В павильон кинематографа Маяковский идти не пожелал.
– Там же один сплошной Макс Линдер! – возмутился он. – И вы хотите это смотреть?! «Макс – законодатель мод», «Макс – преподаватель танго», «Макс – виртуоз»… Сколько можно?
– Ещё есть «Идиллия на ферме», – флегматично заметил Бурлюк. – Я уже видел в Москве. История такая: Макс приезжает в деревню, а там родители хотят выдать замуж старшую дочь. Младшую для маскировки переодевают служанкой, но всё равно Макс начинает за ней ухлёстывать. И пошла комедия…

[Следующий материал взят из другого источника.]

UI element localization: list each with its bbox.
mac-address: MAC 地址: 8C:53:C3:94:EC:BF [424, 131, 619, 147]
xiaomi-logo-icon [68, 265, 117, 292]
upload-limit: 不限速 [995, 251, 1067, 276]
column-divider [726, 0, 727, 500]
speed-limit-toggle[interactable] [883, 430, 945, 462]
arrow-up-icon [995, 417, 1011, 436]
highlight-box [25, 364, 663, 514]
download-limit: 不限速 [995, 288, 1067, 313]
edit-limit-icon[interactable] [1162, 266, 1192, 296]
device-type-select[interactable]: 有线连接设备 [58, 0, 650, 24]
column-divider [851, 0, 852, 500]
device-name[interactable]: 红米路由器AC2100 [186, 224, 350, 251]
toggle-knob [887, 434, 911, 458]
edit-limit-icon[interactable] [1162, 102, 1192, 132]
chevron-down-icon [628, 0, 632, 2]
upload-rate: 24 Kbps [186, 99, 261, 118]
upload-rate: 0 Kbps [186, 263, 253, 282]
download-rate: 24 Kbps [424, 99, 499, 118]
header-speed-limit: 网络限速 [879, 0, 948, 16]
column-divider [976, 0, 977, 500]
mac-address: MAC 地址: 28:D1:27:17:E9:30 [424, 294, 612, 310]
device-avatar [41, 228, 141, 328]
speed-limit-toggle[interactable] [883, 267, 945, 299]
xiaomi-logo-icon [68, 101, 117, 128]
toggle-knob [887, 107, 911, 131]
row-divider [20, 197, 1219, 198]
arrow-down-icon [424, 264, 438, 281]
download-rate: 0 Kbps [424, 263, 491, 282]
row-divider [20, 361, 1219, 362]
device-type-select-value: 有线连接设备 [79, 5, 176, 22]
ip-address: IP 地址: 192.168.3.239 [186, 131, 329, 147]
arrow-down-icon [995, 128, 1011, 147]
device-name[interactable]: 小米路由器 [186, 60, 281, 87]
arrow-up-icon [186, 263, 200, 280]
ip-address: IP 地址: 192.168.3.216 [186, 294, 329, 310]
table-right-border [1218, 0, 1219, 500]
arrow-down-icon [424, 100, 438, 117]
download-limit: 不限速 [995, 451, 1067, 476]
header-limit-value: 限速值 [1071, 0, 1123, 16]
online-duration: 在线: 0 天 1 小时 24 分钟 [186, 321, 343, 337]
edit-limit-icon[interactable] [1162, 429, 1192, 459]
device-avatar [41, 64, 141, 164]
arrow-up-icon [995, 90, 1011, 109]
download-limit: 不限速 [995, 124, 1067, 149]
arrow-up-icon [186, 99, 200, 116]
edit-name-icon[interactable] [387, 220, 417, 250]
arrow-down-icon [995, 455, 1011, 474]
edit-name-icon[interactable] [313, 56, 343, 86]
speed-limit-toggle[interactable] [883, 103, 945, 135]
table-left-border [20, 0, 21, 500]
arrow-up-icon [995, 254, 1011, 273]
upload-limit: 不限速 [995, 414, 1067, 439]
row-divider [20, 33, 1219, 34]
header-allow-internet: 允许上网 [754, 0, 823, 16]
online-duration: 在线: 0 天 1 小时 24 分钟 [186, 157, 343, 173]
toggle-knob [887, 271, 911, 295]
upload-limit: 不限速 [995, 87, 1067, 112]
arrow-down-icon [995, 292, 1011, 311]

– Чушь какая! – фыркнул Маяковский.
– Правда ваша, с мыслью там беда и смешно не очень. Зато натурные съёмки – фантастика! Я бы на вашем месте посмотрел, пригодится. Вы ведь мечтаете о кинематографе! И кем хотите быть – актёром, режиссёром, сценаристом?.. Нет, конечно же, всеми сразу!
Маяковский удивлённо уставился на Бурлюка.
– С чего вы взяли?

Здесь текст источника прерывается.